"Ich verstehe nicht, was mit dir los ist", sagt mir Onkel Richard offen ins Gesicht. "Für mich wirst du immer meine Nichte Wiebke sein."
Mein Opa hat Geburtstag, weswegen ich mich wieder auf einer Familienfeier befinde, zu der auch einige Freunde eingeladen sind. Gerade noch habe ich mich mit einem Kindheitsfreund meines Vaters über Sozialisation und die strukturelle Diskriminierung von Frauen gesprochen, und natürlich sind wir darüber auch auf das Thema gestoßen, welches mich momentan am Meisten umtreibt.
"Natürlich liebe ich dich immer noch wie vorher", fährt mein Patenonkel fort. "Die Sorge, die ich bei dir habe, ist die, dass du dir das Leben damit unnötig schwer machst."
Für die Dauer dieser Worte erstarrt meine Welt. "Ich mache es mir nicht schwer", sage ich heiser, "Menschen wie du tun es." Unter der Erstarrung in mir spüre ich heiße Wut hochlodern. Es ist in Ordnung, dass er es nicht versteht. Immerhin reiße ich ein komplexes Thema an, das sämtliche bekannte Strukturen auseinanderbrechen will - zumindest scheint es anfänglich so. Manchmal ist es selbst mir zu komplex und verwirrt mich. In diesen Momenten überkommt mich oft der Selbstzweifel.
"Ich habe mir das nicht ausgesucht, Onkel Richard. Ich bin nicht eines Morgens mit dem Gedanken aufgewacht, es wäre eine gute Idee, mich etwaigem Unverständnis und daraus resultierender Ablehnung auszusetzen. Das ist es, wer ich bin, Richard, und ich habe das Recht, diesen Teil von mir auszuleben. Ich will mich nicht verstellen müssen, damit uneinsichtige und ignorante Menschen wie du sich auf ihren festgefahrenen Vorstellungen ausruhen können!" Meine Wangen sind heiß und mein Herz wummert schnell, während ich mich in Rage rede. Auch meine Stimme ist lauter geworden, was aber im Gelächter der anderen Gäste, die in andere Gespräche verwickelt sind, unter.
"Bleib mal ruhig", sagt Onkel Richard. Ich muss mich zusammenreißen, um ihm nicht sämtliche Beschimpfungen an den Kopf zu werfen. "Niemand verlangt von dir, dich zu verstellen, außerdem-"
"Doch, genau das verlangst du gerade!", unterbreche ich ihn fiepsend. "Genau das hast du gerade gesagt. Du hast gesagt, dass ich mir das ganze nur einbilde. Dass ich eine Frau bin und mich auch so geben soll. Um deine Realität nicht durcheinander zu bringen, muss ich mich also verstellen, denn ich bin keine Frau!" Von den letzten Worten betone ich jedes einzelne. "Das ist so, als würdest du jeden Tag gezwungen werden, ein Kleid zu tragen."

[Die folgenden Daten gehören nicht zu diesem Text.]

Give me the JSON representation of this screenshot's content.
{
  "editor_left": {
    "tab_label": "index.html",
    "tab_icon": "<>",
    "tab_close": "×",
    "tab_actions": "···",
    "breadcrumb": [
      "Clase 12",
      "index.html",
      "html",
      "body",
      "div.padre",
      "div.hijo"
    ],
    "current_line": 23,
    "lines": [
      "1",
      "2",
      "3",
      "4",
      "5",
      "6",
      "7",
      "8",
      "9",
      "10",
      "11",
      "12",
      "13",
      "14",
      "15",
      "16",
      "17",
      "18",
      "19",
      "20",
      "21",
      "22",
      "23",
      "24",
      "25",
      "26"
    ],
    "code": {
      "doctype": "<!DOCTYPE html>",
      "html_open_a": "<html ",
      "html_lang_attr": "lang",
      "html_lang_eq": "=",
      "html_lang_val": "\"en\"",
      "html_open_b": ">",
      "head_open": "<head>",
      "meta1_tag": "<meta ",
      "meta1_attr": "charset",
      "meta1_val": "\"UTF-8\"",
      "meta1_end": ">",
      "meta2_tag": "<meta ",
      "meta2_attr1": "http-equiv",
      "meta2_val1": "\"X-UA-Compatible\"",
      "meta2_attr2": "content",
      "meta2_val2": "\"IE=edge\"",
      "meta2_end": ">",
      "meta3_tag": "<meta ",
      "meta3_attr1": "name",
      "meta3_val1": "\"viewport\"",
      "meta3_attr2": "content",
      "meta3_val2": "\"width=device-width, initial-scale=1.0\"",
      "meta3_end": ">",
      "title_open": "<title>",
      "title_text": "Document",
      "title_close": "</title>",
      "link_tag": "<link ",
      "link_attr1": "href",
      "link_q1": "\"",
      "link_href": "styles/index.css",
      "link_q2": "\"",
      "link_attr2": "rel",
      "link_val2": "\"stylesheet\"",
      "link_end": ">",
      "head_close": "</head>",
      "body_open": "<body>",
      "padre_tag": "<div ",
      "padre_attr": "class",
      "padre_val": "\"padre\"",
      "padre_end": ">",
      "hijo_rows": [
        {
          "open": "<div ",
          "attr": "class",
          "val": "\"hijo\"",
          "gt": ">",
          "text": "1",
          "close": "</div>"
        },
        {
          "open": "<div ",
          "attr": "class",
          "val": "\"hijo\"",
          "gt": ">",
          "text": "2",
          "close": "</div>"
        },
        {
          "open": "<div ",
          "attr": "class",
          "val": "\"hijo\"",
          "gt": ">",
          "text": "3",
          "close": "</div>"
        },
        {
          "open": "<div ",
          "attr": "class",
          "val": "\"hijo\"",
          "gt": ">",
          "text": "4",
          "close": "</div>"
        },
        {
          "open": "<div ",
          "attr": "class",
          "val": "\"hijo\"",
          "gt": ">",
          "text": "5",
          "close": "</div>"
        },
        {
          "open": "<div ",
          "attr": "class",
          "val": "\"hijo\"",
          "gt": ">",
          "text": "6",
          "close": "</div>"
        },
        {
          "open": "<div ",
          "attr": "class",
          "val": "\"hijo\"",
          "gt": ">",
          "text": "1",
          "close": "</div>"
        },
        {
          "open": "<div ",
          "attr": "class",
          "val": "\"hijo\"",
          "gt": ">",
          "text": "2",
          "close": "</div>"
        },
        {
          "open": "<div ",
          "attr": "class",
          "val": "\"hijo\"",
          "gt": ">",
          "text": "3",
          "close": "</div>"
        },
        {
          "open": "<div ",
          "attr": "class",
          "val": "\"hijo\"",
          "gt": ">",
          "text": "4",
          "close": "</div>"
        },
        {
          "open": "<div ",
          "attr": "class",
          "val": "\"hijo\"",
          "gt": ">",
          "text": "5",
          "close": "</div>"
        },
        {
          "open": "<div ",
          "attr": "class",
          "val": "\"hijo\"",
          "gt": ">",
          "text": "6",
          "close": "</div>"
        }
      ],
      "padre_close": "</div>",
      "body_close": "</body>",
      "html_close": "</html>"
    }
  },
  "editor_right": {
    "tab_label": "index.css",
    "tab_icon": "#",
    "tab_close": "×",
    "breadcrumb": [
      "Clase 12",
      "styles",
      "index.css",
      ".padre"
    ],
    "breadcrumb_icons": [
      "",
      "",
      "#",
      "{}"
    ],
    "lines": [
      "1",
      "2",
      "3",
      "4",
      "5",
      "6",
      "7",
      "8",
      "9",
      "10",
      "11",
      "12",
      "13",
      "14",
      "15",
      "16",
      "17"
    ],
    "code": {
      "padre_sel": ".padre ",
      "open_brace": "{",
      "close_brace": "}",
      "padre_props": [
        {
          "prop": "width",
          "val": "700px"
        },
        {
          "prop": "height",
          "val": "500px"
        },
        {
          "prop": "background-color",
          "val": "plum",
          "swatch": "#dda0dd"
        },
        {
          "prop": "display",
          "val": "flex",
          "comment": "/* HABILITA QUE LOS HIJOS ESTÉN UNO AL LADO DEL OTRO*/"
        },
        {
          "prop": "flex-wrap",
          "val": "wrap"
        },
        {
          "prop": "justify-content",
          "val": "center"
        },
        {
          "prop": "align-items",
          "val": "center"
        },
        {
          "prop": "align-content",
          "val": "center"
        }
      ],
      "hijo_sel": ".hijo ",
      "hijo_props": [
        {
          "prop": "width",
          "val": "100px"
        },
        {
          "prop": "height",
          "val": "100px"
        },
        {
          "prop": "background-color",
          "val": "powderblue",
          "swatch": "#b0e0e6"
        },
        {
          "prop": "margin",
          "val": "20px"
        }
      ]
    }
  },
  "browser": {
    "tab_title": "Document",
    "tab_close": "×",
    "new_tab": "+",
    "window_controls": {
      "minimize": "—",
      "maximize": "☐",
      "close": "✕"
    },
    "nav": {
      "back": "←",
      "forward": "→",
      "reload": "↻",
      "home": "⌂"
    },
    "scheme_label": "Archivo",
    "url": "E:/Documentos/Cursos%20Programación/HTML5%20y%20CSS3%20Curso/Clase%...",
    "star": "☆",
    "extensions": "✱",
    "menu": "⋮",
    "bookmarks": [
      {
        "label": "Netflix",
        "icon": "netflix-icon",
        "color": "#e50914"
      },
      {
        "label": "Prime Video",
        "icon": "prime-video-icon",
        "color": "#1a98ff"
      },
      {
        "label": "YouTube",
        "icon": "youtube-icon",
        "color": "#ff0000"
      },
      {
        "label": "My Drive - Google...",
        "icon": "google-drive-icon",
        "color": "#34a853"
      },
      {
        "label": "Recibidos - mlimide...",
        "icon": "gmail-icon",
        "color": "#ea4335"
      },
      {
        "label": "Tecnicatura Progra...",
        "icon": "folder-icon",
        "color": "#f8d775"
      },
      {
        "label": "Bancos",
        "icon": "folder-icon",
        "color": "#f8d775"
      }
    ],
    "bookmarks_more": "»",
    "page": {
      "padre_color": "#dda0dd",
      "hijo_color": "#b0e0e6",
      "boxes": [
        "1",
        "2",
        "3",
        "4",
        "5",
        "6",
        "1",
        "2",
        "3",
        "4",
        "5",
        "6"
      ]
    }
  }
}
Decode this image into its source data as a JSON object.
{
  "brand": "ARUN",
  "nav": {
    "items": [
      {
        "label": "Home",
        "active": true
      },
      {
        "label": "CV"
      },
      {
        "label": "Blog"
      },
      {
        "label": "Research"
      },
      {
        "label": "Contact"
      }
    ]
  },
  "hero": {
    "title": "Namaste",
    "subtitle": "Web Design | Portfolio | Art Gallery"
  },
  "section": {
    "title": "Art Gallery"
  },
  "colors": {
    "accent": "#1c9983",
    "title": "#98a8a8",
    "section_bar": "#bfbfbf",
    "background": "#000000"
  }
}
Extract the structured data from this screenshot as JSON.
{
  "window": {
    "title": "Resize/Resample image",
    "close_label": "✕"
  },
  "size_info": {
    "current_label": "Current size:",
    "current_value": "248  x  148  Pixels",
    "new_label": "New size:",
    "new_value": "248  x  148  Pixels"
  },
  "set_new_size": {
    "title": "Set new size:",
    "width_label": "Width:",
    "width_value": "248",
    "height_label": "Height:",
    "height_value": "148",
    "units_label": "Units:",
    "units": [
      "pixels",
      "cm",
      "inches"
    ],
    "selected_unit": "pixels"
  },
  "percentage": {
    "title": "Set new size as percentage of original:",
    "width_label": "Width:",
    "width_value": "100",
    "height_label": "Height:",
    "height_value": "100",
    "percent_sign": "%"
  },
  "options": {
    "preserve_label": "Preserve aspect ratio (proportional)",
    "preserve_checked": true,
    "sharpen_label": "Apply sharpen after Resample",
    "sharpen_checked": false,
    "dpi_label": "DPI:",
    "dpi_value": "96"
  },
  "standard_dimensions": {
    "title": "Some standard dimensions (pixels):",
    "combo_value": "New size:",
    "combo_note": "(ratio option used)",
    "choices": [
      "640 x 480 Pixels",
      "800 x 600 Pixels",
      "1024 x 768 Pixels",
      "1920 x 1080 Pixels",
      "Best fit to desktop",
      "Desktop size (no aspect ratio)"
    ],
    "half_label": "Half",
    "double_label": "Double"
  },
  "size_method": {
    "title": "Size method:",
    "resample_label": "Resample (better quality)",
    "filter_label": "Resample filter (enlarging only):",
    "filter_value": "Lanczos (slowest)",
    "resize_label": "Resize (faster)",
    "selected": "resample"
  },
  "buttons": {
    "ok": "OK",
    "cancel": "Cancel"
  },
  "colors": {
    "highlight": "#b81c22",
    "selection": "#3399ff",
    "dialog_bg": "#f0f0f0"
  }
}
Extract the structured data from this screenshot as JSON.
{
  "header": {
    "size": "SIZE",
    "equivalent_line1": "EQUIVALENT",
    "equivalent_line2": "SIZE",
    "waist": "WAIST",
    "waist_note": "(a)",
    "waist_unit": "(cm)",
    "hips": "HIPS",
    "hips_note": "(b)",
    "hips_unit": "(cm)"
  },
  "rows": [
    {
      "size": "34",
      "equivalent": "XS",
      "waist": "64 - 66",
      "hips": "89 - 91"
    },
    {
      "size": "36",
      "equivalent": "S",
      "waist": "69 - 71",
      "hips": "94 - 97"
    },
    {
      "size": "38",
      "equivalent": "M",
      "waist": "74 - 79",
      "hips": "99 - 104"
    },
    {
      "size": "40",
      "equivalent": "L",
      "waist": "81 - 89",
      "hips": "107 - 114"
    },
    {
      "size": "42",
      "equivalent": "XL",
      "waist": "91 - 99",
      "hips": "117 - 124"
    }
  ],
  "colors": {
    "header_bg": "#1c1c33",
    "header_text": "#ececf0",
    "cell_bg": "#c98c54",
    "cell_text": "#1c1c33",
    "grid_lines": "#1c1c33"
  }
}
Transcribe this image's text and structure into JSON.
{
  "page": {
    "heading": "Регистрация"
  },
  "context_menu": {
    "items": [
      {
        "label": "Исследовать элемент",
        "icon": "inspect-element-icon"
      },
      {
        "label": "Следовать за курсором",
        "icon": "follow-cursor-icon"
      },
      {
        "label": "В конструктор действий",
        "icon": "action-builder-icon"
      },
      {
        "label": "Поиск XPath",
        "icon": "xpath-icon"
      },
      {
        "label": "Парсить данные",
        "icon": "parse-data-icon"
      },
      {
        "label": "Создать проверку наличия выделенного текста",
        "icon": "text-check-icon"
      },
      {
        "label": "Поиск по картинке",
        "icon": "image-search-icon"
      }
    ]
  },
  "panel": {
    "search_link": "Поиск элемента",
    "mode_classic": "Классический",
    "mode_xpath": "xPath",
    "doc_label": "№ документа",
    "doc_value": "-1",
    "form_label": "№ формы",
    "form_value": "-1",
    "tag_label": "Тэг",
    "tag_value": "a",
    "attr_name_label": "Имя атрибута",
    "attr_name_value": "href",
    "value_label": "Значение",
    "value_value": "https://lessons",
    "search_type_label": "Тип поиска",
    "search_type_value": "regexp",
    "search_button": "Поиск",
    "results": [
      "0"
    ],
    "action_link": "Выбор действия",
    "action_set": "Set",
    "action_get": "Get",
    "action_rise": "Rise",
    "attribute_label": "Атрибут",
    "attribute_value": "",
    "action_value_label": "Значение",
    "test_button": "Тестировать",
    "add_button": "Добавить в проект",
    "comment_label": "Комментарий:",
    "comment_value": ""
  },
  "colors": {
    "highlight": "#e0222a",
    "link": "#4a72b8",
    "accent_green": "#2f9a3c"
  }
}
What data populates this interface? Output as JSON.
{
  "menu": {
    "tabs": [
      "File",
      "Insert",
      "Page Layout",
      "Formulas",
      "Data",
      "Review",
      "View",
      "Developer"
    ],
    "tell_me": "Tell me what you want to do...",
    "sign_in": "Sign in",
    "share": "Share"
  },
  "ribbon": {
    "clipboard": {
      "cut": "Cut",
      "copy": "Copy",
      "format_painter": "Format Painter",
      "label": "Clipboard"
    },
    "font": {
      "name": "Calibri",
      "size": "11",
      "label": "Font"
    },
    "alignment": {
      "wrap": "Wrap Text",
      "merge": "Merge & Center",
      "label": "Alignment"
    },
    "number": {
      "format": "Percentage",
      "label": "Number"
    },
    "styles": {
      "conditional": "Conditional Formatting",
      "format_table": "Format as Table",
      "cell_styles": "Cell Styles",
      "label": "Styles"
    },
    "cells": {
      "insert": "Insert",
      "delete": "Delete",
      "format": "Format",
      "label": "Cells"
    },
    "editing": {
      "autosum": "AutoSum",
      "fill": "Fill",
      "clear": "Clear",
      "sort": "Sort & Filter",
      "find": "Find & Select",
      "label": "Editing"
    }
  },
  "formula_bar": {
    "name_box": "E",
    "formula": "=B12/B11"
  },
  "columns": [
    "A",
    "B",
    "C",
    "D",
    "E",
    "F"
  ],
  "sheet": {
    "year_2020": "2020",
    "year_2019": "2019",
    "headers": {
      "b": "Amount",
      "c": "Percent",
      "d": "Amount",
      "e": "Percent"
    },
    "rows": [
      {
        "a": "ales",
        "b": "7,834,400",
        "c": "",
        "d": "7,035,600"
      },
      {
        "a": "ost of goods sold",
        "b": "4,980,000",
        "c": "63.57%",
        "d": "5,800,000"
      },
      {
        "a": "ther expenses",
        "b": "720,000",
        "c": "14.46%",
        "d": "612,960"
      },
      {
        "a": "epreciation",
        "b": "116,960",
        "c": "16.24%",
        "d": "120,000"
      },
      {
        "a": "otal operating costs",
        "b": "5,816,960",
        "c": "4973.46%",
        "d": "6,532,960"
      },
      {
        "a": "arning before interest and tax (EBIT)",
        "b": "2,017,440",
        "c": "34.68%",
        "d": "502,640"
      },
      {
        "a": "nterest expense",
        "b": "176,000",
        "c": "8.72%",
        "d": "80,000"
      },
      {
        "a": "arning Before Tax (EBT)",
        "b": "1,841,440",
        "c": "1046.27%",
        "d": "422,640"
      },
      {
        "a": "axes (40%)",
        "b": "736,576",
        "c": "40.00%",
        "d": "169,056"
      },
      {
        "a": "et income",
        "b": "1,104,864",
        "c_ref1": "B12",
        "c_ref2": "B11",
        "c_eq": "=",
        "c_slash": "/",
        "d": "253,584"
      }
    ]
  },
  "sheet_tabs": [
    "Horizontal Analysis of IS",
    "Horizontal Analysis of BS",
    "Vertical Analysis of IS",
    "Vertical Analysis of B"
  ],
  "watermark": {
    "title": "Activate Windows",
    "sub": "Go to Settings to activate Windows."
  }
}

Onkel Richard schüttelt den Kopf, als wäre keines meiner Worte von Bedeutung. "Ich mache mir nur Sorgen, dass du durch dieses Nonbinary-sein deine Zukunft vernachlässigst."
Erst jetzt bemerke ich allmählich den Kloß, der sich in meiner Kehle festgesetzt hat, und meine zitternden Hände. "Das ist nicht mein gesamter Lebensinhalt", sage ich leise. "Ja, ich bin nonbinär, und ja, es ist mir wichtig, entsprechend behandelt zu werden. Dafür kämpfe ich. Aber ich bin immer noch dieselbe Person! Ich male, ich interessiere mich für Psychologie, ich mache unangebrachte Witze und ich bewerbe mich für Unis - Ich bin keine Fremde geworden!" Tränen steigen mir in die Augen, als ich in dieses leere Gesicht vor mir schaue, das mich nicht sehen kann. Hastig lege ich mein Besteck zusammen und stehe mit einer schnellen Entschuldigung auf. Was Onkel Richard sagt, höre ich nicht mehr, und ich will es auch gar nicht hören.
Ich hatte immer gewusst, dass ich auf Ablehnung stoßen werde, und insgeheim habe ich geahnt, dass ich dem innerhalb meiner Familie begegnen werde. Doch etwas zu erahnen und mit ebendem konfrontiert zu werden, ist etwas vollkommen unterschiedliches.
Das Damenklo betrete ich mit geschlossenen Augen, um das Schild an der Tür nicht zu sehen. Erst dort schaffe ich es, einigermaßen durchzuatmen. Die Feierlichkeit verlassen wir dennoch verfrüht.